Saturday, June 21, 2008

OBAMA DITCHES NAFTA POSITION THAT HELPED HIM WIN THE PRIMARIES

CNN In an interview with Fortune to be featured in the magazine's upcoming issue, the presumptive Democratic nominee backed off his harshest attacks on the free trade agreement and indicated he didn't want to unilaterally reopen negotiations on NAFTA. "Sometimes during campaigns the rhetoric gets overheated and amplified," he conceded, after I reminded him that he had called NAFTA "devastating" and "a big mistake," despite nonpartisan studies concluding that the trade zone has had a mild, positive effect on the U.S. economy.

Does that mean his rhetoric was overheated and amplified? "Politicians are always guilty of that, and I don't exempt myself," he answered. . .
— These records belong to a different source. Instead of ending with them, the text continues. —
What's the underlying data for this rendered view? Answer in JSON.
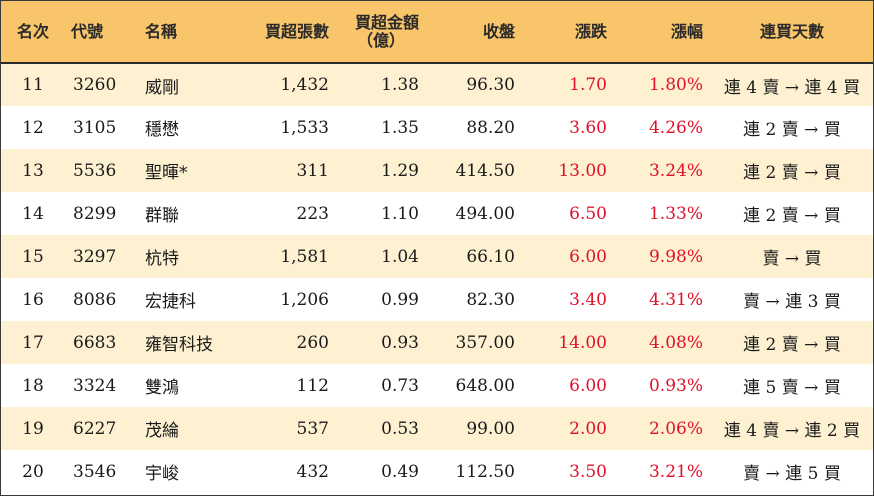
{
  "headers": {
    "rank": "名次",
    "code": "代號",
    "name": "名稱",
    "net_lots": "買超張數",
    "net_amount_line1": "買超金額",
    "net_amount_line2": "（億）",
    "close": "收盤",
    "change": "漲跌",
    "change_pct": "漲幅",
    "streak": "連買天數"
  },
  "colors": {
    "header_bg": "#f8c56a",
    "odd_row_bg": "#fdf1d2",
    "even_row_bg": "#ffffff",
    "up_red": "#e0102a"
  },
  "rows": [
    {
      "rank": "11",
      "code": "3260",
      "name": "威剛",
      "net_lots": "1,432",
      "net_amount": "1.38",
      "close": "96.30",
      "change": "1.70",
      "change_pct": "1.80%",
      "streak": "連 4 賣 → 連 4 買"
    },
    {
      "rank": "12",
      "code": "3105",
      "name": "穩懋",
      "net_lots": "1,533",
      "net_amount": "1.35",
      "close": "88.20",
      "change": "3.60",
      "change_pct": "4.26%",
      "streak": "連 2 賣 → 買"
    },
    {
      "rank": "13",
      "code": "5536",
      "name": "聖暉*",
      "net_lots": "311",
      "net_amount": "1.29",
      "close": "414.50",
      "change": "13.00",
      "change_pct": "3.24%",
      "streak": "連 2 賣 → 買"
    },
    {
      "rank": "14",
      "code": "8299",
      "name": "群聯",
      "net_lots": "223",
      "net_amount": "1.10",
      "close": "494.00",
      "change": "6.50",
      "change_pct": "1.33%",
      "streak": "連 2 賣 → 買"
    },
    {
      "rank": "15",
      "code": "3297",
      "name": "杭特",
      "net_lots": "1,581",
      "net_amount": "1.04",
      "close": "66.10",
      "change": "6.00",
      "change_pct": "9.98%",
      "streak": "賣 → 買"
    },
    {
      "rank": "16",
      "code": "8086",
      "name": "宏捷科",
      "net_lots": "1,206",
      "net_amount": "0.99",
      "close": "82.30",
      "change": "3.40",
      "change_pct": "4.31%",
      "streak": "賣 → 連 3 買"
    },
    {
      "rank": "17",
      "code": "6683",
      "name": "雍智科技",
      "net_lots": "260",
      "net_amount": "0.93",
      "close": "357.00",
      "change": "14.00",
      "change_pct": "4.08%",
      "streak": "連 2 賣 → 買"
    },
    {
      "rank": "18",
      "code": "3324",
      "name": "雙鴻",
      "net_lots": "112",
      "net_amount": "0.73",
      "close": "648.00",
      "change": "6.00",
      "change_pct": "0.93%",
      "streak": "連 5 賣 → 買"
    },
    {
      "rank": "19",
      "code": "6227",
      "name": "茂綸",
      "net_lots": "537",
      "net_amount": "0.53",
      "close": "99.00",
      "change": "2.00",
      "change_pct": "2.06%",
      "streak": "連 4 賣 → 連 2 買"
    },
    {
      "rank": "20",
      "code": "3546",
      "name": "宇峻",
      "net_lots": "432",
      "net_amount": "0.49",
      "close": "112.50",
      "change": "3.50",
      "change_pct": "3.21%",
      "streak": "賣 → 連 5 買"
    }
  ]
}
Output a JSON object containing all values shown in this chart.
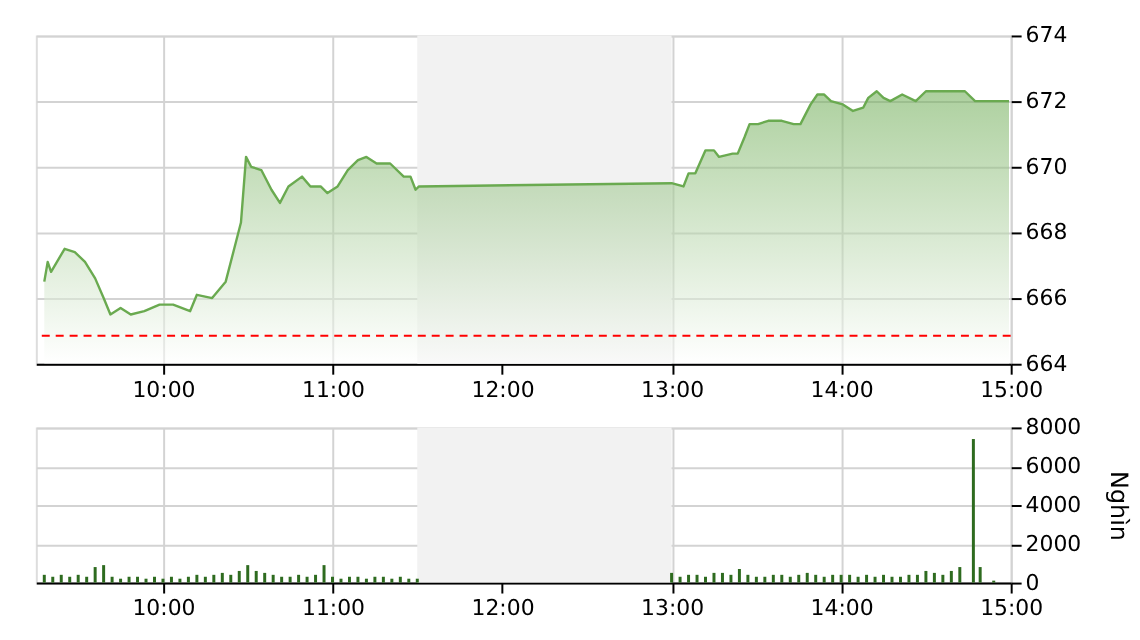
{
  "chart_data": [
    {
      "type": "area",
      "x": [
        9.3,
        9.32,
        9.34,
        9.42,
        9.48,
        9.54,
        9.6,
        9.65,
        9.69,
        9.75,
        9.81,
        9.89,
        9.98,
        10.06,
        10.16,
        10.2,
        10.29,
        10.37,
        10.43,
        10.46,
        10.49,
        10.52,
        10.58,
        10.64,
        10.69,
        10.74,
        10.82,
        10.87,
        10.93,
        10.97,
        11.03,
        11.09,
        11.15,
        11.2,
        11.26,
        11.34,
        11.42,
        11.46,
        11.49,
        11.51,
        13.0,
        13.07,
        13.1,
        13.14,
        13.2,
        13.25,
        13.28,
        13.36,
        13.39,
        13.43,
        13.46,
        13.51,
        13.57,
        13.65,
        13.72,
        13.76,
        13.82,
        13.86,
        13.9,
        13.94,
        14.01,
        14.07,
        14.13,
        14.16,
        14.21,
        14.25,
        14.29,
        14.36,
        14.44,
        14.5,
        14.56,
        14.73,
        14.79,
        14.99
      ],
      "series": [
        {
          "color": "#6aaa50",
          "values": [
            666.5,
            667.1,
            666.8,
            667.5,
            667.4,
            667.1,
            666.6,
            666.0,
            665.5,
            665.7,
            665.5,
            665.6,
            665.8,
            665.8,
            665.6,
            666.1,
            666.0,
            666.5,
            667.7,
            668.3,
            670.3,
            670.0,
            669.9,
            669.3,
            668.9,
            669.4,
            669.7,
            669.4,
            669.4,
            669.2,
            669.4,
            669.9,
            670.2,
            670.3,
            670.1,
            670.1,
            669.7,
            669.7,
            669.3,
            669.4,
            669.5,
            669.4,
            669.8,
            669.8,
            670.5,
            670.5,
            670.3,
            670.4,
            670.4,
            670.9,
            671.3,
            671.3,
            671.4,
            671.4,
            671.3,
            671.3,
            671.9,
            672.2,
            672.2,
            672.0,
            671.9,
            671.7,
            671.8,
            672.1,
            672.3,
            672.1,
            672.0,
            672.2,
            672.0,
            672.3,
            672.3,
            672.3,
            672.0,
            672.0
          ]
        }
      ],
      "xlim": [
        9.25,
        15
      ],
      "xticks": [
        {
          "value": 10,
          "label": "10:00"
        },
        {
          "value": 11,
          "label": "11:00"
        },
        {
          "value": 12,
          "label": "12:00"
        },
        {
          "value": 13,
          "label": "13:00"
        },
        {
          "value": 14,
          "label": "14:00"
        },
        {
          "value": 15,
          "label": "15:00"
        }
      ],
      "ylim": [
        664,
        674
      ],
      "yticks": [
        664,
        666,
        668,
        670,
        672,
        674
      ],
      "grid": true,
      "ref_lines": [
        {
          "axis": "y",
          "value": 664.85,
          "color": "#ff0000",
          "line_style": "dashed"
        }
      ],
      "bands": [
        {
          "axis": "x",
          "from": 11.5,
          "to": 13.0,
          "color": "#f2f2f2"
        }
      ]
    },
    {
      "type": "bar",
      "ylabel": "Nghìn",
      "x": [
        9.3,
        9.35,
        9.4,
        9.45,
        9.5,
        9.55,
        9.6,
        9.65,
        9.7,
        9.75,
        9.8,
        9.85,
        9.9,
        9.95,
        10.0,
        10.05,
        10.1,
        10.15,
        10.2,
        10.25,
        10.3,
        10.35,
        10.4,
        10.45,
        10.5,
        10.55,
        10.6,
        10.65,
        10.7,
        10.75,
        10.8,
        10.85,
        10.9,
        10.95,
        11.0,
        11.05,
        11.1,
        11.15,
        11.2,
        11.25,
        11.3,
        11.35,
        11.4,
        11.45,
        11.5,
        13.0,
        13.05,
        13.1,
        13.15,
        13.2,
        13.25,
        13.3,
        13.35,
        13.4,
        13.45,
        13.5,
        13.55,
        13.6,
        13.65,
        13.7,
        13.75,
        13.8,
        13.85,
        13.9,
        13.95,
        14.0,
        14.05,
        14.1,
        14.15,
        14.2,
        14.25,
        14.3,
        14.35,
        14.4,
        14.45,
        14.5,
        14.55,
        14.6,
        14.65,
        14.7,
        14.78,
        14.82,
        14.9
      ],
      "series": [
        {
          "color": "#2e6b1f",
          "values": [
            400,
            300,
            400,
            300,
            400,
            300,
            800,
            900,
            300,
            200,
            300,
            300,
            200,
            300,
            200,
            300,
            200,
            300,
            400,
            300,
            400,
            500,
            400,
            600,
            900,
            600,
            500,
            400,
            300,
            300,
            400,
            300,
            400,
            900,
            300,
            200,
            300,
            300,
            200,
            300,
            300,
            200,
            300,
            200,
            200,
            500,
            300,
            400,
            400,
            300,
            500,
            500,
            400,
            700,
            400,
            300,
            300,
            400,
            400,
            300,
            400,
            500,
            400,
            300,
            400,
            400,
            400,
            300,
            400,
            300,
            400,
            300,
            300,
            400,
            400,
            600,
            500,
            400,
            600,
            800,
            7400,
            800,
            100
          ]
        }
      ],
      "xlim": [
        9.25,
        15
      ],
      "xticks": [
        {
          "value": 10,
          "label": "10:00"
        },
        {
          "value": 11,
          "label": "11:00"
        },
        {
          "value": 12,
          "label": "12:00"
        },
        {
          "value": 13,
          "label": "13:00"
        },
        {
          "value": 14,
          "label": "14:00"
        },
        {
          "value": 15,
          "label": "15:00"
        }
      ],
      "ylim": [
        0,
        8000
      ],
      "yticks": [
        0,
        2000,
        4000,
        6000,
        8000
      ],
      "grid": true,
      "bands": [
        {
          "axis": "x",
          "from": 11.5,
          "to": 13.0,
          "color": "#f2f2f2"
        }
      ]
    }
  ]
}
Obama's tone stands in marked contrast to his primary campaign's anti-NAFTA fusillades. The pact creating a North American free-trade zone was President Bill Clinton's signature accomplishment; but NAFTA is also the bugaboo of union leaders, grassroots activists and Midwesterners who blame free trade for the factory closings they see in their hometowns.

The Democratic candidates fought hard to win over those factions of their party, with Obama generally following Hillary Clinton's lead in setting a protectionist tone.

In February, as the campaign moved into the Rust Belt, both candidates vowed to invoke a six-month opt-out clause ("as a hammer," in Obama's words) to pressure Canada and Mexico to make concessions. . .

Now, however, Obama says he doesn't believe in unilaterally reopening NAFTA. On the afternoon that I sat down with him to discuss the economy, Obama said he had just spoken with Harper, who had called to congratulate him on winning the nomination.